Kraków is not a great place to shop if you are into your crafts. I managed to track down a couple of pasmanteria (I have no idea how to pluralise the word – it means “haberdashery”) on Ul. Karmelicka, but the best one I found was on the corner of Ul. Królewska and Aleja Juliusza Słowackiego. I had to pass through a room of children’s clothes and another filled with children’s shoes before hitting the tiny pasmanteria.
I bought a few buttons using a lot of sign language, pointing at my cardigan’s buttons and speaking a hybrid between Russian, German and the few Polish words I knew. I wish I had known that the Polish word for “buttons” is guziki.
Dave has uploaded a few Kraków photos, by the way.
I’m now on my third day of resting after our little Polish adventure. I do not mention my health very often, but I wasn’t amused that I had to take painkillers yesterday just to get out of bed. I think today will be yet another slow day, but hopefully that means I will be back to normal tomorrow. Sometimes I really do regard my body as my enemy.

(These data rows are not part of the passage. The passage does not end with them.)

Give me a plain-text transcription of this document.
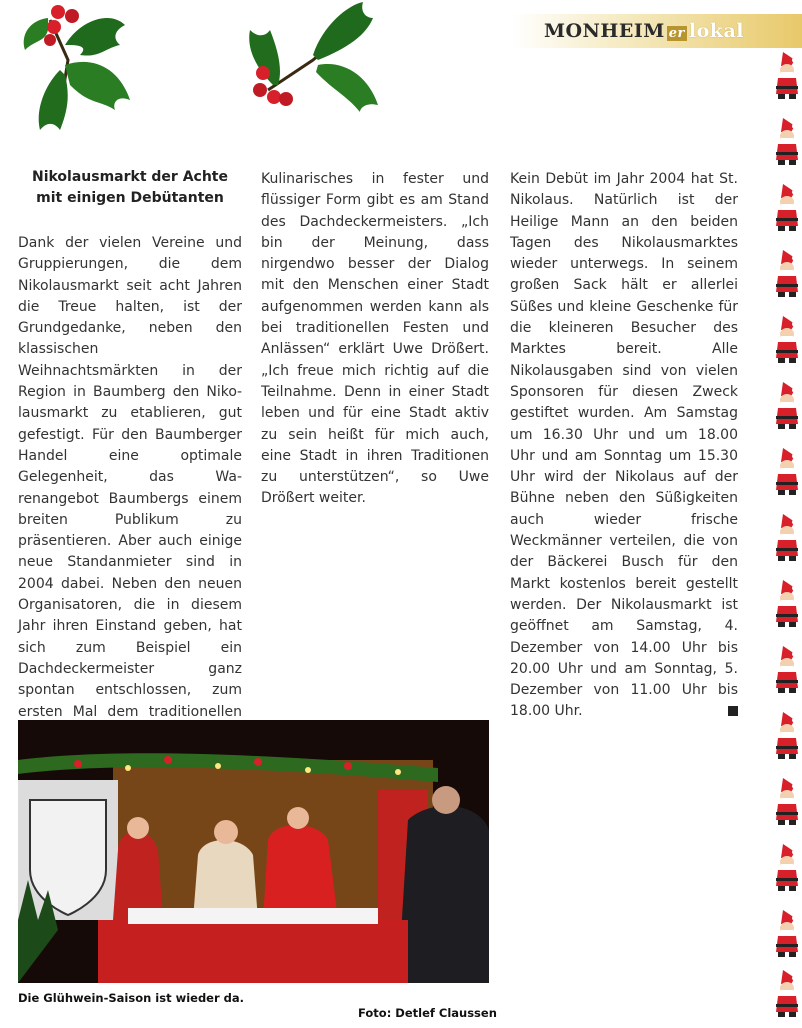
MONHEIM er lokal
Nikolausmarkt der Achte
mit einigen Debütanten

Dank der vielen Vereine und Gruppierungen, die dem Nikolausmarkt seit acht Jahren die Treue halten, ist der Grundgedanke, neben den klassischen Weihnachtsmärkten in der Region in Baumberg den Nikolausmarkt zu etablieren, gut gefestigt. Für den Baumberger Handel eine optimale Gelegenheit, das Warenangebot Baumbergs einem breiten Publikum zu präsentieren. Aber auch einige neue Standanmieter sind in 2004 dabei. Neben den neuen Organisatoren, die in diesem Jahr ihren Einstand geben, hat sich zum Beispiel ein Dachdeckermeister ganz spontan entschlossen, zum ersten Mal dem traditionellen

Kulinarisches in fester und flüssiger Form gibt es am Stand des Dachdeckermeisters. „Ich bin der Meinung, dass nirgendwo besser der Dialog mit den Menschen einer Stadt aufgenommen werden kann als bei traditionellen Festen und Anlässen“ erklärt Uwe Drößert. „Ich freue mich richtig auf die Teilnahme. Denn in einer Stadt leben und für eine Stadt aktiv zu sein heißt für mich auch, eine Stadt in ihren Traditionen zu unterstützen“, so Uwe Drößert weiter.

Kein Debüt im Jahr 2004 hat St. Nikolaus. Natürlich ist der Heilige Mann an den beiden Tagen des Nikolausmarktes wieder unterwegs. In seinem großen Sack hält er allerlei Süßes und kleine Geschenke für die kleineren Besucher des Marktes bereit. Alle Nikolausgaben sind von vielen Sponsoren für diesen Zweck gestiftet wurden. Am Samstag um 16.30 Uhr und um 18.00 Uhr und am Sonntag um 15.30 Uhr wird der Nikolaus auf der Bühne neben den Süßigkeiten auch wieder frische Weckmänner verteilen, die von der Bäckerei Busch für den Markt kostenlos bereit gestellt werden. Der Nikolausmarkt ist geöffnet am Samstag, 4. Dezember von 14.00 Uhr bis 20.00 Uhr und am Sonntag, 5. Dezember von 11.00 Uhr bis 18.00 Uhr.

Die Glühwein-Saison ist wieder da.
Foto: Detlef Claussen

And thank you so, so much for the extraordinary response to my Heritage shawl.






If the picture is of some of the buttons you bought I have to say that I find the purplish ones a little creepy … they look a little bit too much like eyes to me. Which is kinda freaky with buttons (I guess the buttons / eyes connection is an oft made one though, as eveidenced by several books, poems and pictures)
And I am so sorry to hear about the painkillers. You so don’t deserve those! (Big hugs from dark and clammy Copenhagen!)
(and by “so don’t deserve” I of course meant that you don’t deserve the pain and badness, not that you don’t deserve the relief … sentences I cannot form today, yes?)
I know, I know .. big hugs back right at ya. I miss you.
And I think my buttons are cool! I went throught A LOT to get them there buttons!